Roman « L’homme qui lisait des livres » de Rachid Benzine (Ed. Julliard – 18 € – Août 2025 – 120 pages) –
par Patricia Laurentin (BPT UTT et CHU/GdR) –

L’auteur –

Le livre
Julien est photographe. En reportage à Gaza, il doit rapporter des photos-choc à sa rédaction. Nabil est libraire à Gaza. Tous les deux vont se rencontrer. C’est l’histoire de Nabil , le libraire, que nous raconte Rachid Benzine.
«- Non, non », dit Nabil le libraire à Julien le photographe, « votre photo n’a pas de sens si vous ne connaissez pas mon histoire ! ». L’histoire de Nabil est un témoignage poignant de sa vie à Gaza. Comment peut-on réussir à vivre en enfer ? comment peut-on vivre lorsque tout s’écroule autour de vous ? Nabil n’abandonne pas son métier de libraire, ses livres sont sa porte de sortie et sont aussi une aide indispensable pour ceux qui viennent lui rendre visite. La littérature le sauve , elle lui a même permis de rencontrer sa femme.
Avis
Ce livre est un reportage terrible sur une vie que les occidentaux ne connaissent pas. L’écrivain Rachid Benzine décrit ces paysages de guerre avec un talent remarquable . L’émotion est au rendez-vous, et on peut dire que le récit de cet écrivain est plus évocateur que n’importe quelle photo.

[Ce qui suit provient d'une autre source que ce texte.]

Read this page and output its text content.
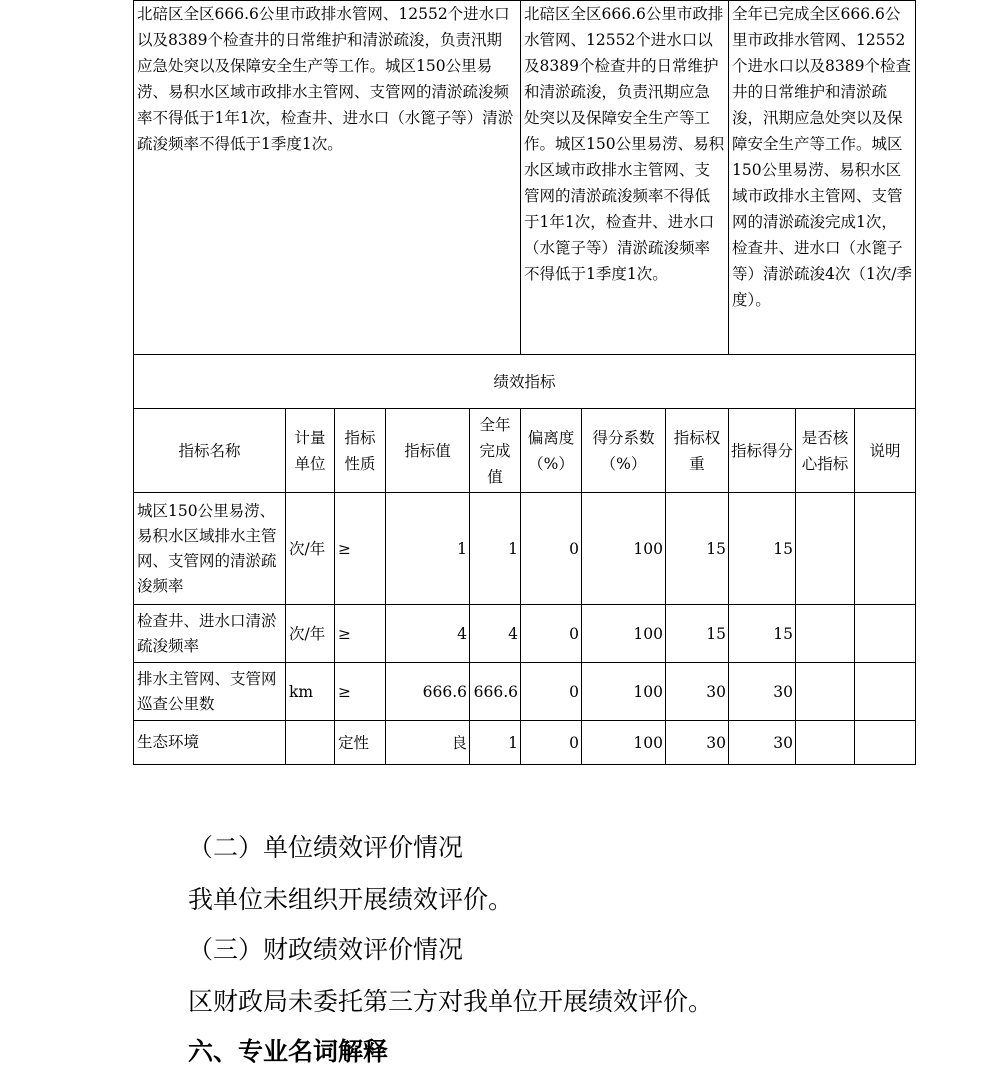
北碚区全区666.6公里市政排水管网、12552个进水口以及8389个检查井的日常维护和清淤疏浚，负责汛期应急处突以及保障安全生产等工作。城区150公里易涝、易积水区域市政排水主管网、支管网的清淤疏浚频率不得低于1年1次，检查井、进水口（水篦子等）清淤疏浚频率不得低于1季度1次。					北碚区全区666.6公里市政排水管网、12552个进水口以及8389个检查井的日常维护和清淤疏浚，负责汛期应急处突以及保障安全生产等工作。城区150公里易涝、易积水区域市政排水主管网、支管网的清淤疏浚频率不得低于1年1次，检查井、进水口（水篦子等）清淤疏浚频率不得低于1季度1次。			全年已完成全区666.6公里市政排水管网、12552个进水口以及8389个检查井的日常维护和清淤疏浚，汛期应急处突以及保障安全生产等工作。城区150公里易涝、易积水区域市政排水主管网、支管网的清淤疏浚完成1次，检查井、进水口（水篦子等）清淤疏浚4次（1次/季度）。		
绩效指标										
指标名称	计量单位	指标性质	指标值	全年完成值	偏离度（%）	得分系数（%）	指标权重	指标得分	是否核心指标	说明
城区150公里易涝、易积水区域排水主管网、支管网的清淤疏浚频率	次/年	≥	1	1	0	100	15	15		
检查井、进水口清淤疏浚频率	次/年	≥	4	4	0	100	15	15		
排水主管网、支管网巡查公里数	km	≥	666.6	666.6	0	100	30	30		
生态环境		定性	良	1	0	100	30	30		
（二）单位绩效评价情况
我单位未组织开展绩效评价。
（三）财政绩效评价情况
区财政局未委托第三方对我单位开展绩效评价。
六、专业名词解释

Pour les âmes sensibles, la consolation, si on peut parler d’une consolation, vient de ce lien vital avec la littérature très présente dans tout le récit. Chaque chapître porte le nom d’une œuvre littéraire.
Le livre se termine par « la table du Ramadan » qui a eu lieu le 1er mars 2025 : « Une table de plusieurs centaines de mètres est dressée au milieu des rues. De part et d’autre des immeubles détruits, des amoncellements de gravats, et des gens , des humains, ramenés à leur condition d’humain, partagent le repas du ramadan ».